Climate footprint can be cut by half with co-living
The climate footprint per person can be reduced by more than 50 percent if the homes are designed to share common areas such as kitchens and bathrooms. This is shown by research from KTH in Live-In Lab, where co-living is a hot topic.
Anyone who watched SVT's "Report from 2050" has got a hint that we will both have smaller living spaces and share them with several people in the future.
"Testbed KTH" in Live-in Lab has already been rebuilt into a so-called "co-living", and next summer a new co-living floor plan will be built. Here one will be able to do detailed studies on shared spaces, sound, kitchen design and shared bathrooms.
“We will see more of co-living in the future”, says the Center Director Jonas Anund Vogel. “Living spaces are both expensive and result in a large climate footprint, so we need to use space more efficiently. Booking spaces when needed is already a new business model, and even in housing, the trend seems to continue and develop”.
Akademiska hus has together with KTH, HSB Living Lab and a number of other partners produced the study "Future shared housing: A report on sustainability in lifestyle and housing". The study has examined housing for students, researchers and young adults from several perspectives - financial and organizational conditions, housing and building design and the residents' opportunity for a sustainable lifestyle.
The study shows that the climate footprint per resident can be reduced by more than 50 percent during the construction phase if you plan to share more space than today. Above all, it is climate-intensive places such as kitchens and bathrooms that contribute to the halving.
“As buildings become more and more resource efficient, the climate footprint related to the construction phase becomes an increasing part. Figures currently stand at around 50% for construction and 50% for operation. Reducing the living space is a way of reducing the climate footprint”.
But Jonas also sees multifunctional rooms that can be used such as a dining room at certain times, study rooms at other times and conference rooms at special occasions. This reduces the cost per individual, but maintains the actual benefit.
Sharing housing with others can also have positive effects on the health, Jonas points out:
“Social interaction is becoming increasingly important, which has really accentuated during the corona pandemic. The student years is a part of life where many leave their loved ones to start a new chapter in a new city, or a new country. If we build to facilitate social gatherings and new acquaintances the quality of life can be increased and the risk of exclusion reduced”.

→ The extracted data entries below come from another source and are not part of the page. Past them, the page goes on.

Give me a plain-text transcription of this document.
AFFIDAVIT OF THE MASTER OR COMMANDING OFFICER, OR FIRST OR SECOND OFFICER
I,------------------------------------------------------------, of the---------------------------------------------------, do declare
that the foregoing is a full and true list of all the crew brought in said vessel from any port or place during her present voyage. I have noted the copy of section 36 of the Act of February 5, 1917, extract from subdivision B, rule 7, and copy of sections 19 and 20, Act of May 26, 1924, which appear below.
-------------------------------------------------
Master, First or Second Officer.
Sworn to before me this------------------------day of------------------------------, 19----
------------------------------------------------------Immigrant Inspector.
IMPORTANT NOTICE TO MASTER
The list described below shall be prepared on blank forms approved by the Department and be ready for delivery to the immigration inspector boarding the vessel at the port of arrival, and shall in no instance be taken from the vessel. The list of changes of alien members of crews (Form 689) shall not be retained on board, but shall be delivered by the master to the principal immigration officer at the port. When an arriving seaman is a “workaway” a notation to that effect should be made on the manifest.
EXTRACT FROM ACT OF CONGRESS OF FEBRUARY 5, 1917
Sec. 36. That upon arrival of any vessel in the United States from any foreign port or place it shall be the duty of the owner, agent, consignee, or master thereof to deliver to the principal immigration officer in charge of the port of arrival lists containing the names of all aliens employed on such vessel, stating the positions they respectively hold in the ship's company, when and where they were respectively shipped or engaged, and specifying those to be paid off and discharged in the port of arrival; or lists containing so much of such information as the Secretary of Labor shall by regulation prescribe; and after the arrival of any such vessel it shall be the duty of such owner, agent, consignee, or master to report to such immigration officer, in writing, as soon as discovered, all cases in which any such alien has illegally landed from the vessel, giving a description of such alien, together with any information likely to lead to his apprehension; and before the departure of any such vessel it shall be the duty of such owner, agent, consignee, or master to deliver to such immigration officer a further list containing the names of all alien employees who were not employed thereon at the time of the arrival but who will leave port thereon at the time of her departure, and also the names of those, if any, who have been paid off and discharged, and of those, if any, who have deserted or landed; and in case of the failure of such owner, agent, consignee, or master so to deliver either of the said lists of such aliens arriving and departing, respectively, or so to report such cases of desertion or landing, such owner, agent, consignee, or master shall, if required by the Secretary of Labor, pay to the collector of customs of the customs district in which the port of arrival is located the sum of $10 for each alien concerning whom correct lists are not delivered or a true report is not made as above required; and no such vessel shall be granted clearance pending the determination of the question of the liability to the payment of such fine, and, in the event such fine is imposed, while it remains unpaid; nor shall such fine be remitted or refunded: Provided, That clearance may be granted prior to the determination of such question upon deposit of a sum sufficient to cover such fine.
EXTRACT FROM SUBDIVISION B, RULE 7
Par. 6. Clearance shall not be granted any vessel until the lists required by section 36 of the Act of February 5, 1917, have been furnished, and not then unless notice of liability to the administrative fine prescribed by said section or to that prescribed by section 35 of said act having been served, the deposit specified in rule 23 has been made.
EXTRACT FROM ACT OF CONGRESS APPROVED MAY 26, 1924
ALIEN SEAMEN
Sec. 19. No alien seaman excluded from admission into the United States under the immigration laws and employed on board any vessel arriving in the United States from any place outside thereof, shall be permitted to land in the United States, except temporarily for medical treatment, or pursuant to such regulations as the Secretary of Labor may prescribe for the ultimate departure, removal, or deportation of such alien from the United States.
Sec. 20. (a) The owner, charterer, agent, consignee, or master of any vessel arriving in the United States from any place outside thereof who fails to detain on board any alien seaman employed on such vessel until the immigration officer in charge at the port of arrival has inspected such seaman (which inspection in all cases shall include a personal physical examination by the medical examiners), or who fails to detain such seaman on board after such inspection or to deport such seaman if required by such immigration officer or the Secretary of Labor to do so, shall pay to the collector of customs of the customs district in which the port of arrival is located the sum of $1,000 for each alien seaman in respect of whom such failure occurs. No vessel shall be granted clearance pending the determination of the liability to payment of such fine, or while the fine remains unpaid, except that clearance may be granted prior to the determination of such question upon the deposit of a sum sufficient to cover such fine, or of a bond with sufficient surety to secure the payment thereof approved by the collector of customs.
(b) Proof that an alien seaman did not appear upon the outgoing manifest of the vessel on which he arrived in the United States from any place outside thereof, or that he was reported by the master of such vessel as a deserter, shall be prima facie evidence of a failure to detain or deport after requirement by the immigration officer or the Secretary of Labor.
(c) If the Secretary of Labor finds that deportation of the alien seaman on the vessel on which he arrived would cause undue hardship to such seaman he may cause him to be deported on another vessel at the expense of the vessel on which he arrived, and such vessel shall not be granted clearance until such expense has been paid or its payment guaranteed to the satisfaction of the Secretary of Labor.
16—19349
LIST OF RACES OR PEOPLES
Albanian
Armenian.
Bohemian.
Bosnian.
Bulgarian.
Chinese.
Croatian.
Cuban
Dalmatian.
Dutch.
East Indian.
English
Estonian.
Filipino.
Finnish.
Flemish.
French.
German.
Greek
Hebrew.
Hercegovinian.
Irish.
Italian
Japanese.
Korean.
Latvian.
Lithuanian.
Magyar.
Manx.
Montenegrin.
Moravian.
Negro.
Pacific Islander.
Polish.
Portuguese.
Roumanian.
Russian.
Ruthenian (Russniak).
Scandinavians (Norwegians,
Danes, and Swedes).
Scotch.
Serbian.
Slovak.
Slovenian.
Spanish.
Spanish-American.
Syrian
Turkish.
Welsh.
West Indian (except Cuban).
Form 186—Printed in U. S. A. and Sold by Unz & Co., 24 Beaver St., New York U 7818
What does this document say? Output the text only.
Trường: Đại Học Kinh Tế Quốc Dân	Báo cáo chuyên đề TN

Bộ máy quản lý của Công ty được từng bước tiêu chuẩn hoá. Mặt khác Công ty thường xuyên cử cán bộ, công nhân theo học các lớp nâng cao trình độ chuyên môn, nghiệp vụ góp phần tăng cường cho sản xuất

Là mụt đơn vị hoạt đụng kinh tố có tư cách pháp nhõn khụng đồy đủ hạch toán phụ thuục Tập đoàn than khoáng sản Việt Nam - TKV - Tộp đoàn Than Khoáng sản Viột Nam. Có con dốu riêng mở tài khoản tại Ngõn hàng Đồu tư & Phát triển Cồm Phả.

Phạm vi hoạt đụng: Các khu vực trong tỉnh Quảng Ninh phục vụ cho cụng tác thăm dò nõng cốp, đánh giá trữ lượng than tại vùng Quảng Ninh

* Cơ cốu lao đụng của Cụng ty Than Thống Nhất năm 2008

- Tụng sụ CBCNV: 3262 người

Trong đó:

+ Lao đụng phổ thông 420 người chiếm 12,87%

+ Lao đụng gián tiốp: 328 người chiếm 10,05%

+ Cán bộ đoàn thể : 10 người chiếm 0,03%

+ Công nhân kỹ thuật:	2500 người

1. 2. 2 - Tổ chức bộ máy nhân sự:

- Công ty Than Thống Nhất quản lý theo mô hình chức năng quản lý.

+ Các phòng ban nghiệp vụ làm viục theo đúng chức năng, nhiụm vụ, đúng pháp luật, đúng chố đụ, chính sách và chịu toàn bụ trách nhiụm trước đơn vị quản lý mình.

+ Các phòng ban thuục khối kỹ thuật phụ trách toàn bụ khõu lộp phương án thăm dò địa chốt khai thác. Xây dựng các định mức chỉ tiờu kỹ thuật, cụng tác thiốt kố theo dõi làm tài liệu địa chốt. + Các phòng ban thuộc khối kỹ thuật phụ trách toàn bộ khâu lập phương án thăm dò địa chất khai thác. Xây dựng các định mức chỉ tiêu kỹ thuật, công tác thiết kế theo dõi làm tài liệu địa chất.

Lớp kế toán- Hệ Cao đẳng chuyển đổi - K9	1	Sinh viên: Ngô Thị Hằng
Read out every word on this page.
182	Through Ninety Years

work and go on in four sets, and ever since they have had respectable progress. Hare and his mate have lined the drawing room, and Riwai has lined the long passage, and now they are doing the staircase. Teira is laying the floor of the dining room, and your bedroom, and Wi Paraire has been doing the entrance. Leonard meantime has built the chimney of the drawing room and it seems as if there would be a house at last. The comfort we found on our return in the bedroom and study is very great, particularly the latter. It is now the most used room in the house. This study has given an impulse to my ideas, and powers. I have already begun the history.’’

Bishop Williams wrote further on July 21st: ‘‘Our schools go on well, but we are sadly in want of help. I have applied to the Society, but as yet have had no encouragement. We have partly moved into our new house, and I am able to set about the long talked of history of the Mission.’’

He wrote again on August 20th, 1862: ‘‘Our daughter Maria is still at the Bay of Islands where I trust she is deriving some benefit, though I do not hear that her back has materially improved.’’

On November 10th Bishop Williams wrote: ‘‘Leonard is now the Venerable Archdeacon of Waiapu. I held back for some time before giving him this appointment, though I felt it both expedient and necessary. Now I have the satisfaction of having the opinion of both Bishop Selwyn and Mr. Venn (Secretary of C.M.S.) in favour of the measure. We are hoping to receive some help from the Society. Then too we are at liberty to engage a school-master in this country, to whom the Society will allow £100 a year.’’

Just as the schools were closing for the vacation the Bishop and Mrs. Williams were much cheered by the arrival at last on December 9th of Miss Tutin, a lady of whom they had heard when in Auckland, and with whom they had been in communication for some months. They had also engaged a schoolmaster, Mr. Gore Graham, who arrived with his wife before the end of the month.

For actors in the construction and real estate sector who want to reduce their climate impact, the study can give a hint about what the housing form “co-living” can contribute with, and Akademiska Hus believes it will be useful when they build for students:
“This will give us guidance when we design student housing that will partly contain shared areas”, says Susanne Malmgren, Head of student housing at Akademiska Hus in a press release.